For Europe to achieve its climate goals, it is crucial that consumers and companies keep products in circulation as long as possible, said David Cormand, French Green MEP.
“We are designing and marketing objects that are not built to last. Most of the time, as soon as they are produced, they become waste, only a small part of which is designed to be reused, repaired or recycled,” he said.
To address this problem, Cormand called for a mandatory European standard for durability and reparability that would make environmentally friendly products the norm on the market. The information should also be used to combat greenwashing and penalise companies that do not work in a sustainable manner, Cormand said.

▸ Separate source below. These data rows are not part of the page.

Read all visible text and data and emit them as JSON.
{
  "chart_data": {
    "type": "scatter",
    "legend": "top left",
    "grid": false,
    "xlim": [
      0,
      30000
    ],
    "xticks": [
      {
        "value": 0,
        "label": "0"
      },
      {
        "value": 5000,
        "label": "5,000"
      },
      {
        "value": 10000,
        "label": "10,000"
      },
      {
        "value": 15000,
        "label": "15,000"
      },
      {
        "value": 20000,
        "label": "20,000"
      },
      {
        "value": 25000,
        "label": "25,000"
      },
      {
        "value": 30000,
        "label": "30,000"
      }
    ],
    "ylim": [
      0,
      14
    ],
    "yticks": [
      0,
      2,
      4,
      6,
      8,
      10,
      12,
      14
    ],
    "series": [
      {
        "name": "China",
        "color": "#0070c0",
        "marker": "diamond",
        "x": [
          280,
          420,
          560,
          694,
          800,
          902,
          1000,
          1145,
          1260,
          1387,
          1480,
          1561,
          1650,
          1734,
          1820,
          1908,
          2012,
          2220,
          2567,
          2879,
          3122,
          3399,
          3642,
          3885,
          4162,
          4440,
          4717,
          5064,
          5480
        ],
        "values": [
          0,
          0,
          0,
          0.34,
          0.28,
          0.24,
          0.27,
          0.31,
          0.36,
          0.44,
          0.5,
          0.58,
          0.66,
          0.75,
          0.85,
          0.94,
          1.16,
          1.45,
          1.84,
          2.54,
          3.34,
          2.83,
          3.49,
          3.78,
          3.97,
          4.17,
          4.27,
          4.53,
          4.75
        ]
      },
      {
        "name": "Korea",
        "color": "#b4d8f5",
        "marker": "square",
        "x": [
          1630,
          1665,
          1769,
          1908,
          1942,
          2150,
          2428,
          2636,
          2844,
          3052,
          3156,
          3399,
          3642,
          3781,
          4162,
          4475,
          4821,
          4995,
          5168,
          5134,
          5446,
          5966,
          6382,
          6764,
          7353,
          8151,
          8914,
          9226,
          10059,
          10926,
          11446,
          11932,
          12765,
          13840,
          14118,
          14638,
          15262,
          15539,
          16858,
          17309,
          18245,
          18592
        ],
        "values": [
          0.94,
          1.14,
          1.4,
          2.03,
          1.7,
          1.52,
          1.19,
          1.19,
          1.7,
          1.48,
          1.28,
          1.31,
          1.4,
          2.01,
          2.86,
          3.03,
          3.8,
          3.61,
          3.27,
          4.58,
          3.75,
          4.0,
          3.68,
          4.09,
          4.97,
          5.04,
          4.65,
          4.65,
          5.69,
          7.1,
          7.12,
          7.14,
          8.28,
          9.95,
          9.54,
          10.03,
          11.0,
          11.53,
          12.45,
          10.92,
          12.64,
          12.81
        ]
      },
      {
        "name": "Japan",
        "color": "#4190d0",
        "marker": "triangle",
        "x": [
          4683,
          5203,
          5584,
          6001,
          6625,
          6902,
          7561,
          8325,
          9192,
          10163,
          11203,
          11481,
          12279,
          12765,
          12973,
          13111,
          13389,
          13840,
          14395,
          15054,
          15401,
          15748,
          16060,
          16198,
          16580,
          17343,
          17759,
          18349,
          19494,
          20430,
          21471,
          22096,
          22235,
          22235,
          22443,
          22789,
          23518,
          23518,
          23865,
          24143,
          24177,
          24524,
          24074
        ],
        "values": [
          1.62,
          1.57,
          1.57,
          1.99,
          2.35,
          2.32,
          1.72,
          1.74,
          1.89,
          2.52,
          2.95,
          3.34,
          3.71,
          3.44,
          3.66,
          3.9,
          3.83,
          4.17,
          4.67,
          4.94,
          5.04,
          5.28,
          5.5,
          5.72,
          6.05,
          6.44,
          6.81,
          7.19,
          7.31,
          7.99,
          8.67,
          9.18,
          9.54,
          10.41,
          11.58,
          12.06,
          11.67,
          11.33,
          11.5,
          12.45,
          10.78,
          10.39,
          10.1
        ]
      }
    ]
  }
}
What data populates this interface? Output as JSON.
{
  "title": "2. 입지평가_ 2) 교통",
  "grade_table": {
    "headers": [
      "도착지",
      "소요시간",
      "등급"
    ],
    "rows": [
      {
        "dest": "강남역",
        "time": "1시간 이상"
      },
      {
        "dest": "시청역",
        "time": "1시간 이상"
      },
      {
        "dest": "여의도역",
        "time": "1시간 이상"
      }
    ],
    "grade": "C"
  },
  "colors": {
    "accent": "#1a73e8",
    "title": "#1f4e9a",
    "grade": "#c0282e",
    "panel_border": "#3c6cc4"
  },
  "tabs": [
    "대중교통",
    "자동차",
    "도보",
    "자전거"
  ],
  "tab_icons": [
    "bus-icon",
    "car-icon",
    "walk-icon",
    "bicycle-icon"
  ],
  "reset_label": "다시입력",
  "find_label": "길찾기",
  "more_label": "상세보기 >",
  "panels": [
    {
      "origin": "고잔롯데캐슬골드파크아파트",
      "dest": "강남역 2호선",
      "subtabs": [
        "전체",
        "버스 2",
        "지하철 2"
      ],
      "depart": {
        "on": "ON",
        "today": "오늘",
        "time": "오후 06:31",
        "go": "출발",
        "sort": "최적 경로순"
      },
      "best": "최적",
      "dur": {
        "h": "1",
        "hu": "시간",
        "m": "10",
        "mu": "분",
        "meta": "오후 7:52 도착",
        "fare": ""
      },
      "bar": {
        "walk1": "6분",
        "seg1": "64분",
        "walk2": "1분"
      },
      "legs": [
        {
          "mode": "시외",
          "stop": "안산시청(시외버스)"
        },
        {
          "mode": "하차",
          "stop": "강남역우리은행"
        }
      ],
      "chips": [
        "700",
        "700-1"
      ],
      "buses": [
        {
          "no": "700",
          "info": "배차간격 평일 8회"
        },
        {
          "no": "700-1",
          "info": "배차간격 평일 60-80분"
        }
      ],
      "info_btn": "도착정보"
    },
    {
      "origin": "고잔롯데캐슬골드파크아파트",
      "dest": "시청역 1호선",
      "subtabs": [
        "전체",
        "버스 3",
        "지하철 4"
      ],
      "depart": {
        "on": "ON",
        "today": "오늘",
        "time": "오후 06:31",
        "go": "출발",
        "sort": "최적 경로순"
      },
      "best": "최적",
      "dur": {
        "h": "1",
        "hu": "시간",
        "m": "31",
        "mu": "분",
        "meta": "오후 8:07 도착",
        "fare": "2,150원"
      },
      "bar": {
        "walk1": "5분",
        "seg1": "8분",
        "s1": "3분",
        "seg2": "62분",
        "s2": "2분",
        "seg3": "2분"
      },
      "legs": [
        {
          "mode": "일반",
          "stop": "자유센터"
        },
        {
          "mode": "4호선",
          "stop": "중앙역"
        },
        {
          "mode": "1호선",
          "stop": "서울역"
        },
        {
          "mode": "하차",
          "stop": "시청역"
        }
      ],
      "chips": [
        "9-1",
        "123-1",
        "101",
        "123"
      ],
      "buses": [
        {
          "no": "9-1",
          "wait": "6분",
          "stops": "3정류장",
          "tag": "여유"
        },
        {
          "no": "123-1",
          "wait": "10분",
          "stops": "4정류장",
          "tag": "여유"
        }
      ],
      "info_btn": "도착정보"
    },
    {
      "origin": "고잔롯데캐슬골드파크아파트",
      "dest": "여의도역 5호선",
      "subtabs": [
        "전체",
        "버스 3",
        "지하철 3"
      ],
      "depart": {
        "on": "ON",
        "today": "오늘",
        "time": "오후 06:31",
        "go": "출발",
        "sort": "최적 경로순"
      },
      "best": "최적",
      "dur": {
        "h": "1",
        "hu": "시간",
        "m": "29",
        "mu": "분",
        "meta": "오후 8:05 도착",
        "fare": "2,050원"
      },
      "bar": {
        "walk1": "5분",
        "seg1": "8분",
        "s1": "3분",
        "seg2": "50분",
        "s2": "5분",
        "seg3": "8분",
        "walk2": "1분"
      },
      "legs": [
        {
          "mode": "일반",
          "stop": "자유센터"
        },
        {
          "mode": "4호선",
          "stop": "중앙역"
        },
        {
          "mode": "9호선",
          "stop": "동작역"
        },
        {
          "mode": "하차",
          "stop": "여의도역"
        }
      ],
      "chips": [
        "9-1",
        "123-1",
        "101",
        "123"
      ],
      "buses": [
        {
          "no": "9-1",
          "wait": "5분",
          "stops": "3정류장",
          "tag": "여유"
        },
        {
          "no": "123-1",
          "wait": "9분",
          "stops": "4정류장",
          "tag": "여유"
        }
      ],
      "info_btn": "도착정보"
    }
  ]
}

“Most of us have homes full of toxic chemicals, found in furniture, in floors, in concrete,” said Joan Marc Simon, executive director of the NGO Zero Waste Europe.
“It is impossible to know if the product is safe, repairable, recyclable, so from this point of view I think a digital product passport is important for consumers,” she added.
But the drive to create sustainable and durable products must go beyond the passport. There must also be processes in place that allow consumers to return products for repair.
The product passport in practice
Identifying the information users need along the supply chain is a huge job. For this reason, the European Commission will address the issue ‘product by product’ in delegated acts, said Neale.
The creation of the passport requires the entire supply chain to sit down and discuss crucial information that could prevent a product from going to waste. These discussions could also help alleviate fears that the passport contains information that infringes intellectual property rights, he explained.
“When it comes to intellectual property, privacy and so on, we have to make sure that it is handled through encryption or by making the data available at a later date. In any case, this will be done product by product and in full consultation,’ Neale said.
‘We are talking primarily about existing data. We are talking about a decentralised or distributed approach to data. It should not move from where it was created,’ he added.
One size does not fit all
Today’s consumers need clear, reliable and accessible information about the products they consume, their repairability and the best way to recycle them. However, it will be very difficult for product manufacturers and all professionals involved to create, share and distribute the necessary data in a simple and cost-effective way. The digital product passport is consistent and meets the criteria of sustainability and digital transformation, but it will be a real challenge for companies.
In short, the new regulatory framework will have positive effects in terms of product reuse and waste prevention, promote the implementation of the circular economy and thus the environmental sustainability of the economy. However, this new challenge will ultimately require the participation of all agents involved in the product value chain.